Figure 2. Fluid-attenuated inversion recovery MRI of the brain shows periventricular and frontoparietal hyperintensities.

Case Resolution
QL experienced marked clinical improvement after treatment with high-dose supplementation with pyridoxine (vitamin B6) (100 mg/d), folic acid (vitamin B9) (5 mg/d), vitamin B12, and betaine (100 mg/kg/d). Within 2 months of starting treatment, QL regained the ability to walk independently. Clinical improvement continued over an 11-month follow-up.

Discussion
MTHFR deficiency, despite being the most common genetic cause of hyperhomocysteinemia, is a rare, autosomal recessive, potentially treatable metabolic disorder that usually manifests in the neonatal period or childhood.¹

Biologic hallmarks of MTHFR deficiency are moderately low plasma folate levels, hyperhomocysteinemia, hypomethioninemia, and absence of methylmalonic aciduria, which is present in cobalamin metabolism disorders.² MTHFR deficiency presents with heterogeneous neurologic symptoms (eg, encephalopathy, psychomotor delay, gait disorder, spastic paraparesis, psychotic episodes, cognitive disorder, epilepsy), which may also be associated with thrombotic events.³ Neonatal forms are usually more severe and are related to the lowest level of residual MTHFR activity. Adolescent or adult onset MTHFR deficiency is rare.

MTHFR deficiency is caused by genetic defects in MTHFR, the rate-limiting enzyme in the methionine cycle. There are 2 common MTHFR sequence variations that lead to MTHFR deficiency. In the more significant of the 2 sequence variations, the individual is homozygous for the MTHFR 677C>T polymorphism,² which is the most common genetic cause of hyperhomocysteinemia. The other variant is caused by a homologous MTHFR 1298A>C polymorphism.²

The MTHFR sequence variation leads to an enzymatic deficiency that results in a reduction in synthesis of 5-methyl-tetrahydrofolate (5MTHF)—the biologically active form of folate—which is a cofactor necessary for the remethylation of homocysteine into methionine. Homocysteine is converted into methionine in the methionine cycle; therefore, defects in MTHFR can lead to hyperhomocysteinemia. The most common form of genetic hyperhomocysteinemia results from production of a thermolabile variant of MTHFR with reduced enzymatic activity. Elevations in plasma homocysteine levels can also result from deficiencies in folate, vitamin B6, or vitamin B12.
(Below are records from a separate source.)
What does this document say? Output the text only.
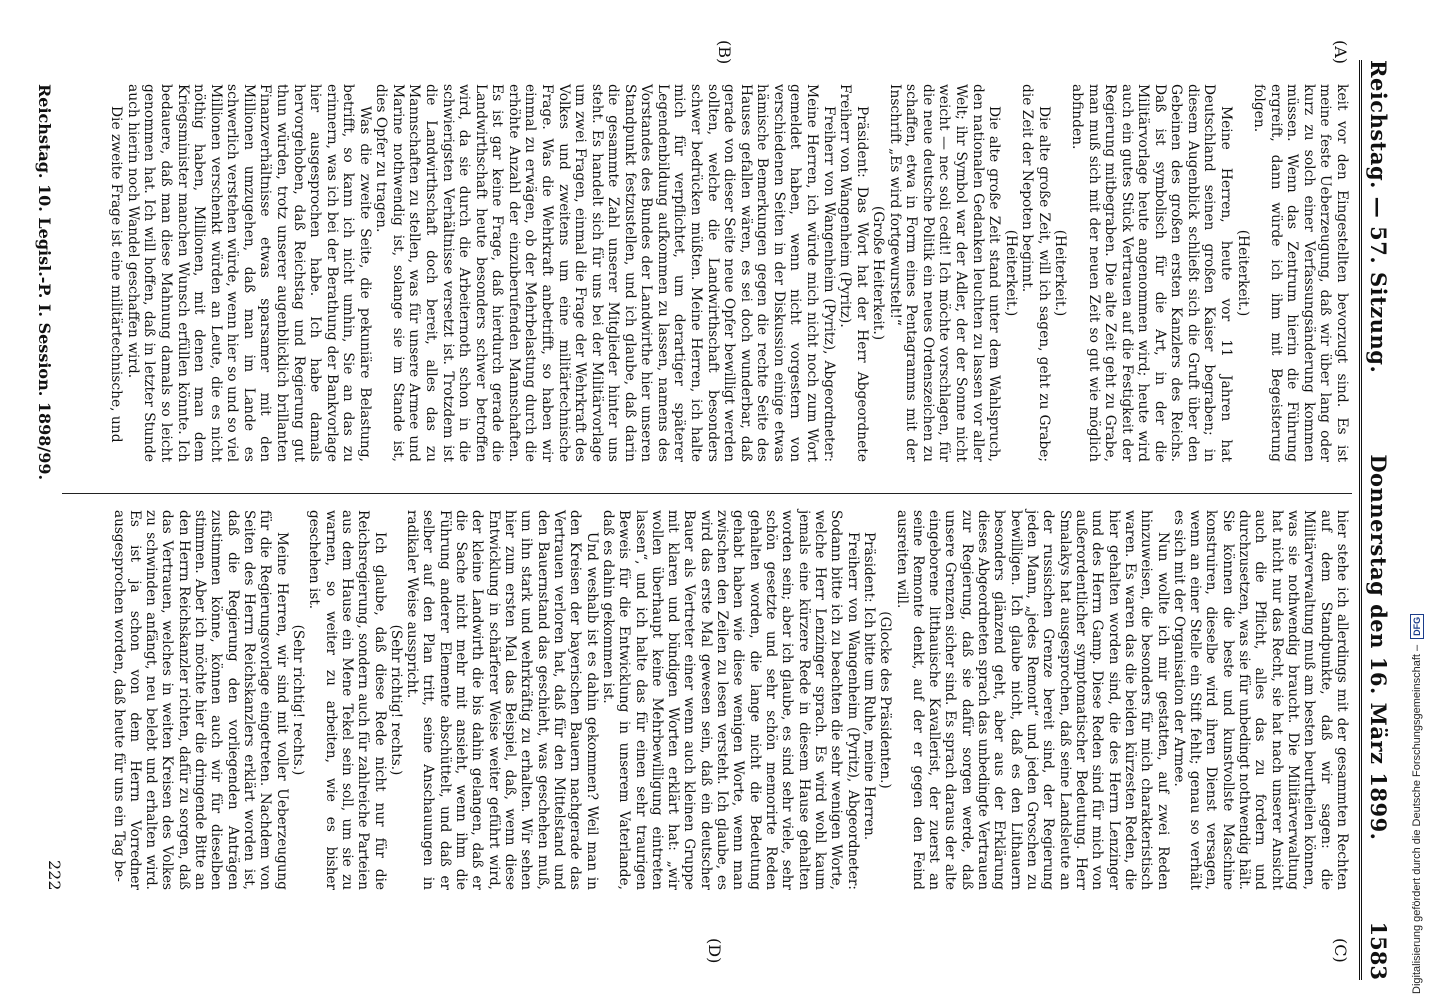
Reichstag. — 57. Sitzung.
Donnerstag den 16. März 1899.
1583
(A)
(B)
(C)
(D)

keit vor den Eingestellten bevorzugt sind. Es ist meine feste Ueberzeugung, daß wir über lang oder kurz zu solch einer Verfassungsänderung kommen müssen. Wenn das Zentrum hierin die Führung ergreift, dann würde ich ihm mit Begeisterung folgen.

(Heiterkeit.)

Meine Herren, heute vor 11 Jahren hat Deutschland seinen großen Kaiser begraben; in diesem Augenblick schließt sich die Gruft über den Gebeinen des großen ersten Kanzlers des Reichs. Daß ist symbolisch für die Art, in der die Militärvorlage heute angenommen wird; heute wird auch ein gutes Stück Vertrauen auf die Festigkeit der Regierung mitbegraben. Die alte Zeit geht zu Grabe, man muß sich mit der neuen Zeit so gut wie möglich abfinden.

(Heiterkeit.)

Die alte große Zeit, will ich sagen, geht zu Grabe; die Zeit der Nepoten beginnt.

(Heiterkeit.)

Die alte große Zeit stand unter dem Wahlspruch, den nationalen Gedanken leuchten zu lassen vor aller Welt; ihr Symbol war der Adler, der der Sonne nicht weicht — nec soli cedit! Ich möchte vorschlagen, für die neue deutsche Politik ein neues Ordenszeichen zu schaffen, etwa in Form eines Pentagramms mit der Inschrift „Es wird fortgewurstelt!“

(Große Heiterkeit.)

Präsident: Das Wort hat der Herr Abgeordnete Freiherr von Wangenheim (Pyritz).

Freiherr von Wangenheim (Pyritz), Abgeordneter: Meine Herren, ich würde mich nicht noch zum Wort gemeldet haben, wenn nicht vorgestern von verschiedenen Seiten in der Diskussion einige etwas hämische Bemerkungen gegen die rechte Seite des Hauses gefallen wären, es sei doch wunderbar, daß gerade von dieser Seite neue Opfer bewilligt werden sollten, welche die Landwirthschaft besonders schwer bedrücken müßten. Meine Herren, ich halte mich für verpflichtet, um derartiger späterer Legendenbildung aufkommen zu lassen, namens des Vorstandes des Bundes der Landwirthe hier unseren Standpunkt festzustellen, und ich glaube, daß darin die gesammte Zahl unserer Mitglieder hinter uns steht. Es handelt sich für uns bei der Militärvorlage um zwei Fragen, einmal die Frage der Wehrkraft des Volkes und zweitens um eine militärtechnische Frage. Was die Wehrkraft anbetrifft, so haben wir einmal zu erwägen, ob der Mehrbelastung durch die erhöhte Anzahl der einzuberufenden Mannschaften. Es ist gar keine Frage, daß hierdurch gerade die Landwirthschaft heute besonders schwer betroffen wird, da sie durch die Arbeiternoth schon in die schwierigsten Verhältnisse versetzt ist. Trotzdem ist die Landwirthschaft doch bereit, alles das zu Mannschaften zu stellen, was für unsere Armee und Marine nothwendig ist, solange sie im Stande ist, dies Opfer zu tragen.

Was die zweite Seite, die pekuniäre Belastung, betrifft, so kann ich nicht umhin, Sie an das zu erinnern, was ich bei der Berathung der Bankvorlage hier ausgesprochen habe. Ich habe damals hervorgehoben, daß Reichstag und Regierung gut thun würden, trotz unserer augenblicklich brillanten Finanzverhältnisse etwas sparsamer mit den Millionen umzugehen, daß man im Lande es schwerlich verstehen würde, wenn hier so und so viel Millionen verschenkt würden an Leute, die es nicht nöthig haben, Millionen, mit denen man dem Kriegsminister manchen Wunsch erfüllen könnte. Ich bedauere, daß man diese Mahnung damals so leicht genommen hat. Ich will hoffen, daß in letzter Stunde auch hierin noch Wandel geschaffen wird.

Die zweite Frage ist eine militärtechnische, und

hier stehe ich allerdings mit der gesammten Rechten auf dem Standpunkte, daß wir sagen: die Militärverwaltung muß am besten beurtheilen können, was sie nothwendig braucht. Die Militärverwaltung hat nicht nur das Recht, sie hat nach unserer Ansicht auch die Pflicht, alles das zu fordern und durchzusetzen, was sie für unbedingt nothwendig hält. Sie können die beste und kunstvollste Maschine konstruiren, dieselbe wird ihren Dienst versagen, wenn an einer Stelle ein Stift fehlt; genau so verhält es sich mit der Organisation der Armee.

Nun wollte ich mir gestatten, auf zwei Reden hinzuweisen, die besonders für mich charakteristisch waren. Es waren das die beiden kürzesten Reden, die hier gehalten worden sind, die des Herrn Lenzinger und des Herrn Gamp. Diese Reden sind für mich von außerordentlicher symptomatischer Bedeutung. Herr Smalakys hat ausgesprochen, daß seine Landsleute an der russischen Grenze bereit sind, der Regierung jeden Mann, „jedes Remont“ und jeden Groschen zu bewilligen. Ich glaube nicht, daß es den Lithauern besonders glänzend geht, aber aus der Erklärung dieses Abgeordneten sprach das unbedingte Vertrauen zur Regierung, daß sie dafür sorgen werde, daß unsere Grenzen sicher sind. Es sprach daraus der alte eingeborene litthauische Kavallerist, der zuerst an seine Remonte denkt, auf der er gegen den Feind ausreiten will.

(Glocke des Präsidenten.)

Präsident: Ich bitte um Ruhe, meine Herren.

Freiherr von Wangenheim (Pyritz), Abgeordneter: Sodann bitte ich zu beachten die sehr wenigen Worte, welche Herr Lenzinger sprach. Es wird wohl kaum jemals eine kürzere Rede in diesem Hause gehalten worden sein; aber ich glaube, es sind sehr viele, sehr schön gesetzte und sehr schön memorirte Reden gehalten worden, die lange nicht die Bedeutung gehabt haben wie diese wenigen Worte, wenn man zwischen den Zeilen zu lesen versteht. Ich glaube, es wird das erste Mal gewesen sein, daß ein deutscher Bauer als Vertreter einer wenn auch kleinen Gruppe mit klaren und bündigen Worten erklärt hat: „wir wollen überhaupt keine Mehrbewilligung eintreten lassen“, und ich halte das für einen sehr traurigen Beweis für die Entwicklung in unserem Vaterlande, daß es dahin gekommen ist.

Und weshalb ist es dahin gekommen? Weil man in den Kreisen der bayerischen Bauern nachgerade das Vertrauen verloren hat, daß für den Mittelstand und den Bauernstand das geschieht, was geschehen muß, um ihn stark und wehrkräftig zu erhalten. Wir sehen hier zum ersten Mal das Beispiel, daß, wenn diese Entwicklung in schärferer Weise weiter geführt wird, der kleine Landwirth die bis dahin gelangen, daß er die Sache nicht mehr mit ansieht, wenn ihm die Führung anderer Elemente abschüttelt, und daß er selber auf den Plan tritt, seine Anschauungen in radikaler Weise ausspricht.

(Sehr richtig! rechts.)

Ich glaube, daß diese Rede nicht nur für die Reichsregierung, sondern auch für zahlreiche Parteien aus dem Hause ein Mene Tekel sein soll, um sie zu warnen, so weiter zu arbeiten, wie es bisher geschehen ist.

(Sehr richtig! rechts.)

Meine Herren, wir sind mit voller Ueberzeugung für die Regierungsvorlage eingetreten. Nachdem von Seiten des Herrn Reichskanzlers erklärt worden ist, daß die Regierung den vorliegenden Anträgen zustimmen könne, können auch wir für dieselben stimmen. Aber ich möchte hier die dringende Bitte an den Herrn Reichskanzler richten, dafür zu sorgen, daß das Vertrauen, welches in weiten Kreisen des Volkes zu schwinden anfängt, neu belebt und erhalten wird. Es ist ja schon von dem Herrn Vorredner ausgesprochen worden, daß heute für uns ein Tag be-

Reichstag. 10. Legisl.-P. I. Session. 1898/99.
222	Digitalisierung gefördert durch die Deutsche Forschungsgemeinschaft –
DFG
Metabolic therapeutic strategies aim at enhancing methionine synthesis (using vitamins B9 and B12), bypassing methionine synthase using betaine (a cofactor of another enzyme involved in homocysteine remethylation), and supplementing methionine if needed.⁴

Elevated homocysteine levels are likely to promote thrombotic events. Hypomethioninemia may decrease global methylation reactions in the central nervous system, which may affect myelin as evidenced by white matter abnormalities often found in cerebral MRI scans of individuals with MTHFR deficiency.⁵

Conclusion
This case highlights the importance of promptly diagnosing the cause of spastic paraparesis, because early identification facilitates effective treatment. The initial evaluation results suggested hereditary spastic paraparesis, a condition typically without a definitive treatment. However, considering the history of cerebral venous sinus thrombosis, homocysteine levels were checked. Elevated homocysteine levels can be indicative of MTHFR deficiency, which is treatable.

The key takeaway from this case is the recommendation to test homocysteine levels in individuals presenting with unexplained spastic paraparesis or neuropsychiatric symptoms. MTHFR deficiency—a condition that can be managed through treatment (such as folate supplementation)—might be overlooked in such cases. Early diagnosis and treatment of MTHFR deficiency could potentially improve outcomes by preventing further neurologic damage associated with elevated homocysteine levels.